Screening of Volunteers for Influenza Human Challenge Studies


The high morbidity and mortality associated with both pandemic and seasonal influenza and
the anticipation for future influenza pandemics puts influenza front and center in
infectious disease research. Because the natural history and pathogenesis of human influenza
has not been well characterized and cannot be adequately studied in animal models or with
current in vitro techniques, important questions about influenza pathogenesis can only be
approached through human challenge studies.

Previous human challenge studies have addressed some aspects of the natural history by
evaluating the timing of viral replication, shedding, clinical symptoms, and innate and
adaptive immune responses. Although these studies have provided important information, all
but one was performed prior to 1990. Without exception, these studies had limitations due to
the scope of the study and/or the scientific techniques available at that time.

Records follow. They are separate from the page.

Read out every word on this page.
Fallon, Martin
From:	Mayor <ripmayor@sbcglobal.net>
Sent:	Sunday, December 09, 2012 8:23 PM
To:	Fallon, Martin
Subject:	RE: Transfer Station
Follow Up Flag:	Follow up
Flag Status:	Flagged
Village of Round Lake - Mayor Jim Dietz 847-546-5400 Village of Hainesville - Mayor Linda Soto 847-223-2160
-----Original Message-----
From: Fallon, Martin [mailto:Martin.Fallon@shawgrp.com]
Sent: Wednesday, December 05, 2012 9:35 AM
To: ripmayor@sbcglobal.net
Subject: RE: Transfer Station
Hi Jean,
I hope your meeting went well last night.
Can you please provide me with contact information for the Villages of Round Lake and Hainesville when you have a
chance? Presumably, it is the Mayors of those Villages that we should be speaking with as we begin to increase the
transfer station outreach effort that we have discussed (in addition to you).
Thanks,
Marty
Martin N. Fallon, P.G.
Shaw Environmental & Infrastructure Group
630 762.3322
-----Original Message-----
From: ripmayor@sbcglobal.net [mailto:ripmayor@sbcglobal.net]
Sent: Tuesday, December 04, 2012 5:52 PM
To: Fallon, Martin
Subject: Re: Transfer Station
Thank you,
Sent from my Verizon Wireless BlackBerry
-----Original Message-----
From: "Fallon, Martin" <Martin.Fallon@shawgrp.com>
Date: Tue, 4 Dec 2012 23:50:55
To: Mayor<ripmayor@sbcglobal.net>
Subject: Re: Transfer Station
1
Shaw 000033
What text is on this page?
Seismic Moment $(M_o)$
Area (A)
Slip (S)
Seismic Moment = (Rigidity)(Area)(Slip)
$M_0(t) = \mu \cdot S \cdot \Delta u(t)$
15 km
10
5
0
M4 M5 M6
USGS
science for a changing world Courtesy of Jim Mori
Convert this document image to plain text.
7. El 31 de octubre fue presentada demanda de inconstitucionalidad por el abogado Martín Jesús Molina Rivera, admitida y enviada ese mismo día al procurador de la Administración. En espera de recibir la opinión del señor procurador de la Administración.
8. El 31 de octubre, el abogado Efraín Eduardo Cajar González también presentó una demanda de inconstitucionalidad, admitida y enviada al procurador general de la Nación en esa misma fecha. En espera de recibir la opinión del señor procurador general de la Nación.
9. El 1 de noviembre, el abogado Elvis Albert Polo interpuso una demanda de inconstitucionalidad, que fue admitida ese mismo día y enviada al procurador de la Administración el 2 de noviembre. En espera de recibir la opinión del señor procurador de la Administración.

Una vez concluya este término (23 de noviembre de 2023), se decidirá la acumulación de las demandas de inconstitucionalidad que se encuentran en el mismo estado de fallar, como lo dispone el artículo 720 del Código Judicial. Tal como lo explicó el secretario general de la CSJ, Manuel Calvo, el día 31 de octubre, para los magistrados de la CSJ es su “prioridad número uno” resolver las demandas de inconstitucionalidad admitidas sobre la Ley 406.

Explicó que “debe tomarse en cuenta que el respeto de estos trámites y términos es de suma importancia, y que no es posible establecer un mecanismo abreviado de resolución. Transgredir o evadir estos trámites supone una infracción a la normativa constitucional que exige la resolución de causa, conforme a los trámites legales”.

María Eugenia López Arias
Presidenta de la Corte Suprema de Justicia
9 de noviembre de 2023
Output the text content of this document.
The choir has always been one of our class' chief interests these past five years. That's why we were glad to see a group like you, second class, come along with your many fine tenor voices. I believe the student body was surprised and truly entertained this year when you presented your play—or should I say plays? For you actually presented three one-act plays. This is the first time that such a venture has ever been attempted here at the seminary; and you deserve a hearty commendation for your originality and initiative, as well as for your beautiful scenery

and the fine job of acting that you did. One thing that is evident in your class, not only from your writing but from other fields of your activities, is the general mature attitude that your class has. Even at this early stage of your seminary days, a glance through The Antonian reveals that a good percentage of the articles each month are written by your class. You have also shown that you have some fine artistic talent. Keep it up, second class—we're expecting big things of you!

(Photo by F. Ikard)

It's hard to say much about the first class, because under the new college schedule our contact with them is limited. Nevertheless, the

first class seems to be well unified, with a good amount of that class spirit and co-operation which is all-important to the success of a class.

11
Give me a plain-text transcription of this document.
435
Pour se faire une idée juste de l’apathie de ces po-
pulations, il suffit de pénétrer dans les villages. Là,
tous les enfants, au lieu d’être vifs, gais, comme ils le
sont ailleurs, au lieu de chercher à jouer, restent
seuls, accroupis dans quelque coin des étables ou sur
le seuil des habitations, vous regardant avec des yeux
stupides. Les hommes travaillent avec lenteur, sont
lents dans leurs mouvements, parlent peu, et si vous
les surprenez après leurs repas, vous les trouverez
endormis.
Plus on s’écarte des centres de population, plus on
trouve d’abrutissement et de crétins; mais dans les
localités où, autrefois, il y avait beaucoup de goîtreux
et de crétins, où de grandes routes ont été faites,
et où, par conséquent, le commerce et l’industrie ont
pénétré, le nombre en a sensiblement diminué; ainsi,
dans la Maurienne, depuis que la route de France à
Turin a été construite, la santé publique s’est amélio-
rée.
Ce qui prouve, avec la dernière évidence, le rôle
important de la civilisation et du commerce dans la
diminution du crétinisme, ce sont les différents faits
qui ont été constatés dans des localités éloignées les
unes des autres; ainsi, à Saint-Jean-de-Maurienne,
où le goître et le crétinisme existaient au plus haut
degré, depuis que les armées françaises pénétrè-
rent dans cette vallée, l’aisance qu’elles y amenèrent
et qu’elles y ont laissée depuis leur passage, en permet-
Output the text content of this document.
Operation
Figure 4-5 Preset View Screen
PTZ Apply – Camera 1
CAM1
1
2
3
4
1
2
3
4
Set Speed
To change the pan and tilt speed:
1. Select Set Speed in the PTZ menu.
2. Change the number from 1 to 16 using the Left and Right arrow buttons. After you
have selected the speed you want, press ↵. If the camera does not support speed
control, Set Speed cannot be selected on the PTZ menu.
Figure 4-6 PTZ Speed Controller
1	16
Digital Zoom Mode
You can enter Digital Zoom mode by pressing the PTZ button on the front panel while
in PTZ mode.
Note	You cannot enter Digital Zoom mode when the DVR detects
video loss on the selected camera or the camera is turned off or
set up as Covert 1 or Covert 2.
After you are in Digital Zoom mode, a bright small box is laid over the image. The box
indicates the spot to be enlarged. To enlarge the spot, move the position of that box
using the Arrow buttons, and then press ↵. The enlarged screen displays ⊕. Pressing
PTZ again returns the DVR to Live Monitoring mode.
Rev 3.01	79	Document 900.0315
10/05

The primary goal of this study is to collect and store serum and PBMC samples and obtain
clinical and laboratory data from volunteers to determine in advance if they are potentially
eligible to participate in future influenza challenge studies. To accomplish this
objective, up to 1000 subjects will be enrolled in this protocol at the NIH Clinical Center
clinic or day hospital in order to maintain a pool of subjects who have been evaluated and
can be screened for future influenza challenge studies.

Inclusion Criteria


- INCLUSION CRITERIA:

1. Greater than or equal to 18 and less than or equal to 50 years old, and have no
significant health abnormalities

2. Willing to consider taking part in a future influenza challenge study

3. Non-habitual smoker (habitual smokers are persons who smoke more than 4
cigarettes or other tobacco products on a weekly basis) and agree to not use
tobacco products during participation in any future influenza challenge study

4. A female subject is eligible for this study if she is any of the following:

- Of non-childbearing potential (i.e., women who have had a hysterectomy or tubal
ligation or are post-menopausal, as defined by no menses in greater than or equal to
1 year)

- Of childbearing potential but agrees to practice effective contraception or
abstinence (from heterosexual sex) for 4 weeks prior to enrolling into a specific
challenge study and during the study.

NOTE: Acceptable methods of contraception may include one or more of the following: 1)
male partner who is sterile prior to the female subject's entry into the study and is the
sole sexual partner for the female subject; 2) implants of levonorgestrel; 3) injectable
progestogen;, 4) an intrauterine device with a documented failure rate of less than
1percent; 5) oral contraceptives; or 6) double barrier methods including diaphragm or
condom with a spermicide.

5. Willing to have samples stored for future research

EXCLUSION CRITERIA:

1. Self-reported history of any significant medical condition including but not limited
to:

- Chronic pulmonary disease (such as asthma, emphysema)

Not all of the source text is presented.